Benimle Dünyanın 66 halini görmek mi istiyorsunuz? Gezi haritanızda yeni yerleri işaretleyiniz. Başka kültürleri ve coğrafyaları keşfetmek için, 6 saat zaman farkı olan; Transsibirya Tren Hattı ile doğuya doğru-Sibirya’nın öteki ucuna doğru 10 bin km’lik serüven dolu 10 günlük bir yolculuğa çıkmak için iyi bir fırsat... 89 yaşındaki Nazım’ın sevgilisi ve doktoru Galina’yı, Glaşinkov ve Çaykovisky müzesini görmeden yola başlamayın... Sibirya 10 adım...  Altay, Hakas ve Tuva Şaman Türkleri sizi bekliyor... Volga’nın yanı sıra;  Obi ve Yenisey Irmakları ile Baykal Gölü çevresinde otağ kuran halklar ve kuşlarla konuşup, koklaşmaya var mısınız? Şifalı Kutsal Şaman Ana’nın ateşiyle başlayan içsel yolculuk için hazır mısınız? Öyleyse, Yoleri gezgin derviş’e eşlik etmenin tam zamanı... Yoldaşça... 

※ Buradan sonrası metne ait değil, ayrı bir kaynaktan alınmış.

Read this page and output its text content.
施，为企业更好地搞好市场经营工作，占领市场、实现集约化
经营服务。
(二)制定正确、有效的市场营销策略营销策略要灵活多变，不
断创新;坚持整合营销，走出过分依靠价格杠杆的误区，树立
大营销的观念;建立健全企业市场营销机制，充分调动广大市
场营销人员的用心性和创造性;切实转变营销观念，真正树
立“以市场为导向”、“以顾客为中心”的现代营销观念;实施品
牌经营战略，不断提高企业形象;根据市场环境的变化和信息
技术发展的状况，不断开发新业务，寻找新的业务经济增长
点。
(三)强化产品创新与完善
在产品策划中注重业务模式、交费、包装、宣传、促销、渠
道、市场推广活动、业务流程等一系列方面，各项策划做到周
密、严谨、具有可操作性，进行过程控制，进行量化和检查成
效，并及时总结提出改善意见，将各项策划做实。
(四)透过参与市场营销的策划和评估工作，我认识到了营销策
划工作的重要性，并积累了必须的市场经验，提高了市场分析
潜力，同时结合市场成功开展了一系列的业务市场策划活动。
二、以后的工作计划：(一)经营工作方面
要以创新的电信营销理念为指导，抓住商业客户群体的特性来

İçinden Volga akan kent Kazan’da, limanını arayan son gemiye siz binin ve Rus-Türk kültürünün tarihi zengin mirasına tanıklık edin... Avrasya’nın geçmişi ve geleceği hakkında bilgi, görgü ve deneyim sahibi olmanın ayrıcalığını mutlaka yaşayın... Tataristan Kültür Bakanlığı bünyesinde çalışan Halklar Dostluğu Evi’nde görevli uzman kentçi Çulpan Khabibullina ve şair annesi Nozelya’nın Safranbolu’ya övgü dizen şiirindeki coşku ile imge yüklü söylemler, aslında Kazanlı Türk olmanın ayrıcalığını kanıtlıyor. Onlar UNESCO’nun birer gönüllü elçileri... Onlar, Kazan kentinin sevdalıları...

UNESCO tarafından korumaya alınan Dünya Kent Mirası Kazan’ın turistik ve tarihi dokusu ile bir dünya cennetinde olduğunuzun farkına varın... Farkın farkına varın... Birbirinden güzel sevdalı Kazan kızlarıyla dans edip şarkı söylemeden ölmeyin... Nasrettin Hoca’nın doğuran kazanının içinden akan nehir, nice masallara ve destanlara tanıklık etmiş Kazan şehrinin kardeşidir... Bir başka coğrafyayı ve kültürü keşfetmek üzere yollardayız yine... Uçuk, aykırı ve delice... Kazan kaynıyor... Şaman dansı çılgınlığında ve Volga dinginliğinde... Dostlukla.

MİLENYUMUNU KUTLAYAN KAZAN

Tüm Rusya topraklarında olduğu gibi giderek nüfusu azalan ve bu gün 4 milyon nüfusu ile halkının % 60’ı Müslüman Tatar Türkü olan Tataristan’ın başkenti Kazan şehrinin 2005’de, 1000’inci kuruluş yılı (Milenyum’u) coşkuyla kutlandı. Bininci yıl (Milenyum) kutlamalarında, folklorik ve tüm kültürel duruşlarıyla burada yaşayan Tatar Türkleri ve burada çalışan 4 bin civarındaki Türkiye Türklerinin başarıları coşkulu bir bayram havasında geçmesi, Ata yurdu bu topraklardaki soydaşlarımızla olan dayanışmamıza güç katmaktadır.... Son 10 yıldır Türk işadamlarının bu bölgede yaptığı cami, işyeri, kültür ve spor kompleksleri, resmi ve özel binalar, lüks alış veriş merkezleri, otel ve eğlence yerleri, çağdaş ve yaşanılabilir toplu konut alanları ile; Kazan kentini, geleneksel ile modern dokuyu buluşturan özellik ve güzelliklere kavuşturdu.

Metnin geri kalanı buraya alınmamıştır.